Entre el enterrador, el alguacil y el forense colocaron el cuerpo de costado, todavía no habían podido enderezar del todo las piernas por la congelación y la rigidez de la  muerte, incluida la intervención cortante del bisturí médico.

No se podría decir qué ojos fueron los primeros, que se posaron en la nuca del yacente, si los de Bornes o los del forense. El segundo lugar en el que coincidieron las miradas fueron los ojos de uno y del otro, para a continuación posarlos sobre la figura de don Fructuoso el secreta.

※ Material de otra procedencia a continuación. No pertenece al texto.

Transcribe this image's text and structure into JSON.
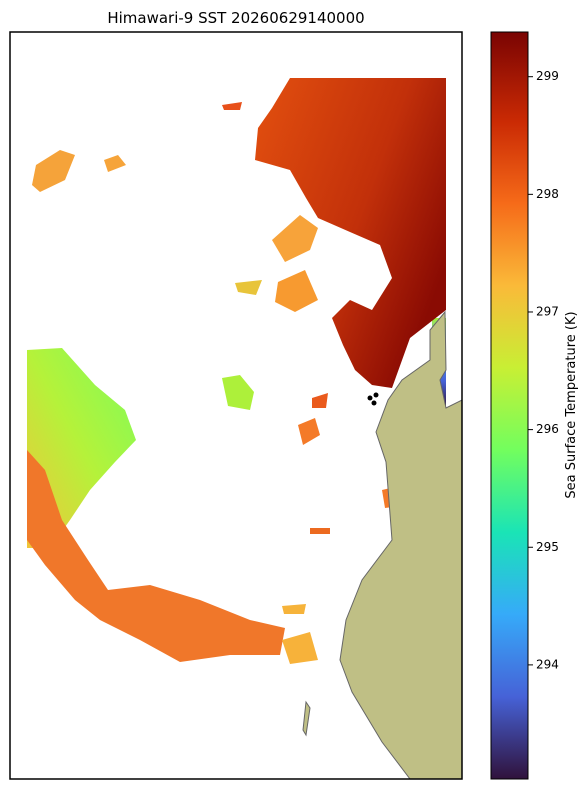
{
  "title": "Himawari-9 SST 20260629140000",
  "colorbar": {
    "label": "Sea Surface Temperature (K)",
    "lim": [
      293.03,
      299.38
    ],
    "ticks": [
      294,
      295,
      296,
      297,
      298,
      299
    ]
  }
}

Sí, en la nuca había una herida de unos tres centímetros de ancha, sin reborde alguno. Introdujo el médico el instrumental adecuando y concluyó:

         -Este hombre ha muerto por la penetración de un objeto cortante entre las vértebras C1 y C2, la profundidad de la herida es de cinco centímetros.

-Igual que a Joselillo, -coincidieron en decir varias voces al unísono.

-Así es, igual que hicieron con el desdichado Joselillo, -concluyó el forense-, por lo tanto certifico que a este hombre lo han asesinado con toda evidencia y no ha muerto por causa natural como pensábamos al principio.

-¿Cómo sabía usted don Fructuoso que esta persona tenía una herida en la nuca? -interrogó Bornes con toda la intención de que era capaz.

-Perdone, señor guardia, yo no sabía que tuviera herida alguna en el dorso este difunto, sólo he pedido por favor, y si a don Epifanio parecía oportuno, observar también esa parte, para completar más detalladamente nuestra labor en este asunto.

Comentó esto el de la Benemérita, porque llevaba un tiempo sospechando de una posible implicación del policía, y efectivamente se había pasado tres pueblos con aquella pregunta tan directa y ocultamente acusatoria.